Using Bayesian Optimization for Red Teaming Large Language Models

This blog post will be based on the paper "Query-Efficient Black-Box Red Teaming via Bayesian Optimization" by Deokjae Lee, JunYeong Lee, et al., published in 2023. You can read the full paper here.

What do the authors propose?

The authors propose a new method called Bayesian red teaming (BRT). This method is a query-efficient approach to black-box red teaming based on Bayesian optimization. Instead of the traditional methods that create test cases either through human supervision or a language model and then query all these test cases in a brute-force manner, BRT iteratively identifies diverse positive test cases that lead to model failures. It does this by using a predefined user input pool and taking into account past evaluations. Through experiments, they've found that BRT consistently discovers a much larger number of diverse positive test cases within a limited query budget compared to standard baseline methods.

Edit-based BRT constructs a user input pool

What is Red Teaming Large Language Models?"

Red teaming large language models refers to the practice of identifying many diverse positive test cases that lead to model failures. In this context, a "positive test case" likely means a scenario or input that causes the model to produce incorrect or undesired outputs. The primary objective of red teaming is to probe and understand the vulnerabilities and weaknesses of the model by systematically presenting it with such challenging test cases.

Reference: Ethan Perez, Saffron Huang, Francis Song, Trevor Cai, Roman Ring, John Aslanides, Amelia Glaese, Nat McAleese, and Geoffrey Irving. 2022. "Red teaming language models."

What does the authors proposed?

The authors proposed a method named Bayesian red teaming (BRT). This is a query-efficient strategy for black-box red teaming using Bayesian optimization (BO).
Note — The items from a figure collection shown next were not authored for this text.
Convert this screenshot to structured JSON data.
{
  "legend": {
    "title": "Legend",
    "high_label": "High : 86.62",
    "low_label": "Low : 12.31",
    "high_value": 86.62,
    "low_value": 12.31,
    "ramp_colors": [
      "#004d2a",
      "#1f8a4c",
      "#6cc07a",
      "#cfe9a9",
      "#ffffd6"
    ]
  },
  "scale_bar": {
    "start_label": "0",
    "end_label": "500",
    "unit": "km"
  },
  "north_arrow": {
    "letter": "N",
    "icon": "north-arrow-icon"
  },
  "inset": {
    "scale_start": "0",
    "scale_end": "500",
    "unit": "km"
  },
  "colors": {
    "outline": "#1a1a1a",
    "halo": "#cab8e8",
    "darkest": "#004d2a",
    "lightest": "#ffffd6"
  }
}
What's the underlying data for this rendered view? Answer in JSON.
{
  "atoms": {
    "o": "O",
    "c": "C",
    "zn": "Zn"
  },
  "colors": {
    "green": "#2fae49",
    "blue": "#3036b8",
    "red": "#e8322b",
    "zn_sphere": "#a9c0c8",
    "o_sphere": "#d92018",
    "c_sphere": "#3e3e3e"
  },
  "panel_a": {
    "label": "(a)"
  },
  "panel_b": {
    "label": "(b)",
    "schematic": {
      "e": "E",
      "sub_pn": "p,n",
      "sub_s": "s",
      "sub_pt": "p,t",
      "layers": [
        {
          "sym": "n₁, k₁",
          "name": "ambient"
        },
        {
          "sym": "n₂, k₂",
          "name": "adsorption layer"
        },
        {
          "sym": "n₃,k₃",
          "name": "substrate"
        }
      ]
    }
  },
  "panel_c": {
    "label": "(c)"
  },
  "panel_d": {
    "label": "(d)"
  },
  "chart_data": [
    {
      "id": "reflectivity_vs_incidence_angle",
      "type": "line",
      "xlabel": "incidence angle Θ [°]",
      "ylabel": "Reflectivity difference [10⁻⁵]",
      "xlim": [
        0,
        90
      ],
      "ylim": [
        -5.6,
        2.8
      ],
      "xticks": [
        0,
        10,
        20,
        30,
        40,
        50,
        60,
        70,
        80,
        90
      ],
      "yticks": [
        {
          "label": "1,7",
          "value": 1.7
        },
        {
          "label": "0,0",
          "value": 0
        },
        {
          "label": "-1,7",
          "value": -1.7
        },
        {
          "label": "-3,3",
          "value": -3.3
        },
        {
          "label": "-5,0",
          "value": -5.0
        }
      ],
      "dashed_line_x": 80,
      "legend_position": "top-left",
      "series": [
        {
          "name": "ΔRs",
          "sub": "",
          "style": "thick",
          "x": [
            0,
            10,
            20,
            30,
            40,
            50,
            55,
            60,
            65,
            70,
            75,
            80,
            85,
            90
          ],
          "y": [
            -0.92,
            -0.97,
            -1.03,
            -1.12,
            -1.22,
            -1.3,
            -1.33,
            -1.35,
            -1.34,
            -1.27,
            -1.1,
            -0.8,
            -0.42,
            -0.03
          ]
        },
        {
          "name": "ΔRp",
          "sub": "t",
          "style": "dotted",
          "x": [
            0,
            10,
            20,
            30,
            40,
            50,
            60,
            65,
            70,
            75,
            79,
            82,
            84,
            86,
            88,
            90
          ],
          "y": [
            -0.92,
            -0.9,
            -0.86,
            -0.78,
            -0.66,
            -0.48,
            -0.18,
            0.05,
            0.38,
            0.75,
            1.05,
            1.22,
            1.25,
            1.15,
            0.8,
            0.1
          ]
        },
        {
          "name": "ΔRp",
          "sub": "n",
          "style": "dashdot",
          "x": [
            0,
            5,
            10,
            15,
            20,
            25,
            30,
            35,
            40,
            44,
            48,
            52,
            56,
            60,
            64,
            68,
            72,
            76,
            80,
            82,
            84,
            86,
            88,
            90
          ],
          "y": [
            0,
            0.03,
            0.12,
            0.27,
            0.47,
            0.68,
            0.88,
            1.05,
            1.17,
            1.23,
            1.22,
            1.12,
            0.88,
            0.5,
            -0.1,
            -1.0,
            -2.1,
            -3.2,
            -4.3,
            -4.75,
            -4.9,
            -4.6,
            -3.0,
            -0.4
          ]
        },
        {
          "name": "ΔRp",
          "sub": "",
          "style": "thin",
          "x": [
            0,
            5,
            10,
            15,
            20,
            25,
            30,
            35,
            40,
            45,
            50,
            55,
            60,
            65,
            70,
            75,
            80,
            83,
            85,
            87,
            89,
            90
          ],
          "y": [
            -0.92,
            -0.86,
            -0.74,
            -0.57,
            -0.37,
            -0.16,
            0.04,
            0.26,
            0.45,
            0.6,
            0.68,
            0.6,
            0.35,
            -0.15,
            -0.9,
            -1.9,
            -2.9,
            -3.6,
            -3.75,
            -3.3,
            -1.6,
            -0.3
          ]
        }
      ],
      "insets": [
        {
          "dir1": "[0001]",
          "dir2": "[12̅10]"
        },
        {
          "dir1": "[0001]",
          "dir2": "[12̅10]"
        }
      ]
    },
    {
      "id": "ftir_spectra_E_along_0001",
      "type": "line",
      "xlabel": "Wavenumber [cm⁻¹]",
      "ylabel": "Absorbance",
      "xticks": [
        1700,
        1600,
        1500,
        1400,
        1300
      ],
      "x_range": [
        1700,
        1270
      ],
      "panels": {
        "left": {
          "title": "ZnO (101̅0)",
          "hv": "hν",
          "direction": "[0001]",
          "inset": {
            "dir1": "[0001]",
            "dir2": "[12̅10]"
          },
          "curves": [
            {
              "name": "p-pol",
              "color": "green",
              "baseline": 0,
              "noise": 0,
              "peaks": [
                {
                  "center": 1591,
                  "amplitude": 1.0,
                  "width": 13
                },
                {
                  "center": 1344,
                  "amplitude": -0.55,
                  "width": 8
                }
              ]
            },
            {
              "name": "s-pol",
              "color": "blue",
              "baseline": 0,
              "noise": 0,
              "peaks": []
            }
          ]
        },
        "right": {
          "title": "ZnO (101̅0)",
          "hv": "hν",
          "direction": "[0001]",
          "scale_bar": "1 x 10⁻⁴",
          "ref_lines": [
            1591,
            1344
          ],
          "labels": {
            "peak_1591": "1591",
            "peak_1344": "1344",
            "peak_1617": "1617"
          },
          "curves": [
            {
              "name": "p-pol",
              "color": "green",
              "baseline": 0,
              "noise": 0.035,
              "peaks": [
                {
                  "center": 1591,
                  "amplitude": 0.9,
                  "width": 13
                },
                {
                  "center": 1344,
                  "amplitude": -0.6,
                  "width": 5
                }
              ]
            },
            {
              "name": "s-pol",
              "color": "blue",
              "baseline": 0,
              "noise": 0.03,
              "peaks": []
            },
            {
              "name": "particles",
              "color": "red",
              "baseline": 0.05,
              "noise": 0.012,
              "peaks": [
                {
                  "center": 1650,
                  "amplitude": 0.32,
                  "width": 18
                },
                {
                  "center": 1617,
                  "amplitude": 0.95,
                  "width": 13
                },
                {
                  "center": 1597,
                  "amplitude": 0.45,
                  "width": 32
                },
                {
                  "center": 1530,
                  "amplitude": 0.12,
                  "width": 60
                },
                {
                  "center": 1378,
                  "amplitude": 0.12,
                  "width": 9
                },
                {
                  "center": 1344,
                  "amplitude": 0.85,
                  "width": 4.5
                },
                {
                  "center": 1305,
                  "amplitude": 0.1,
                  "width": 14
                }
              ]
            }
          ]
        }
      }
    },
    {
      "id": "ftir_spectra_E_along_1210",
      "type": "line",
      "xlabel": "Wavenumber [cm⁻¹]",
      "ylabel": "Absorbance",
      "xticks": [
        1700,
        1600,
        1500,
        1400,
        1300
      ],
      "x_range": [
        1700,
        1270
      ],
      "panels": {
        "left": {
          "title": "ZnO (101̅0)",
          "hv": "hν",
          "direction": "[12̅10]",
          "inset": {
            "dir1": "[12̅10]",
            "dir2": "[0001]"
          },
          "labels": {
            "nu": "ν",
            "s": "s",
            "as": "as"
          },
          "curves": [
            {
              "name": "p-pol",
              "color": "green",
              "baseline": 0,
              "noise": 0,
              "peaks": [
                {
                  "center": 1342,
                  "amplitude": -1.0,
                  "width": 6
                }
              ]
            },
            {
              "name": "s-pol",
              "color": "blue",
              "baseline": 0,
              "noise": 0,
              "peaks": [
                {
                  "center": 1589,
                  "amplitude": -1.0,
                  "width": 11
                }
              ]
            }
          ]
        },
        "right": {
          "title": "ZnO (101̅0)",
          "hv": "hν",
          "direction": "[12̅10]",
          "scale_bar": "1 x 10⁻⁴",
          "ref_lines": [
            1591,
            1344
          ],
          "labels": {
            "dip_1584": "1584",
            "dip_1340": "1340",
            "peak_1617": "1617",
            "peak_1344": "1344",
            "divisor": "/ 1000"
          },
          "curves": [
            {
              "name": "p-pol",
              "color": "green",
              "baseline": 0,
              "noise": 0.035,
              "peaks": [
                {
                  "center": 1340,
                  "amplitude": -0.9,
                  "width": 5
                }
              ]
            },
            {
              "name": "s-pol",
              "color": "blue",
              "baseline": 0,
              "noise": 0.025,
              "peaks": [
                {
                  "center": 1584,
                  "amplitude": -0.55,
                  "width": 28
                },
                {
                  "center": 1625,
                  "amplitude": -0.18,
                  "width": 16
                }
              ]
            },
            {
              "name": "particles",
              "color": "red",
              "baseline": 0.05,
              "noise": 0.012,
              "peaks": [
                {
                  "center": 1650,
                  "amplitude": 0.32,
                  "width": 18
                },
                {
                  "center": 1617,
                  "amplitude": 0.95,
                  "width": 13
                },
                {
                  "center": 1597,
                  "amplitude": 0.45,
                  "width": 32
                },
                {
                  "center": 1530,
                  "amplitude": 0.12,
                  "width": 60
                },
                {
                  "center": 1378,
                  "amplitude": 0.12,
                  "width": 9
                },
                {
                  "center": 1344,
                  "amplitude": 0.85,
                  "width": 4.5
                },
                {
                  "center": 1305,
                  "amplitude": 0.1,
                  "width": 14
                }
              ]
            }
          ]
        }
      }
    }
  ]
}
The procedure for BRT consists of:

Input Pool Creation: BRT assembles an input pool from inputs either derived through human oversight or a language model (LM). Examples encompass utterances from dialogue datasets or zero-shot generated dialogues.
Test Case Creation: BRT proceeds with the sequential crafting of test cases. The aim is to achieve diverse positive results, done by either choosing or adjusting inputs from the previously mentioned pool.
Iterative Evaluation: During each cycle, BRT harnesses past evaluations to configure a Gaussian Process (GP) model.
Future Test Case Generation: Drawing from the GP model's knowledge, BRT formulates the next test case. The emphasis is on ensuring the test case has a high chance of being positive while also focusing on diversity.

What continuous feature does the Selector GP use?

The Selector GP uses the sentence embedding as its continuous feature, which is computed by a pre-trained transformer.

Reference: Yinhan Liu, Myle Ott, Naman Goyal, Jingfei Du, Mandar Joshi, Danqi Chen, Omer Levy, Mike Lewis, Luke Zettlemoyer, and Veselin Stoyanov. 2019. Roberta: A robustly optimized bert pretraining approach. In arXiv:1907.11692.

How do the authors scale Bayesian Optimization?

The authors implement the following strategies to enhance the scalability of Bayesian Optimization (BO):

Subset of Data (SoD) Technique: Recognizing the computational intensity of inverting the covariance matrix, given by $\mathcal{O}(|\mathcal{D}|^3)$ , the scalability of standard BOs diminishes with an enlarging evaluation history $|\mathcal{D}|$ . To mitigate this, the authors employ the Subset of Data (SoD) method. This approach samples a subset, $\mathcal{D}_\text{sub}$ , using Farthest Point Clustering (FPC). The Gaussian Process (GP) model is then fitted using this subset.
Batch Evaluation Strategy: Instead of limiting the evaluation to a solitary test case during each iteration, the process is amplified by assessing a batch containing $N_B$ test cases. This significantly speeds up the process.
Determinantal Point Process (DPP): For the purpose of maintaining diversity within the batch selection, the evaluation batch is constructed using the Determinantal Point Process.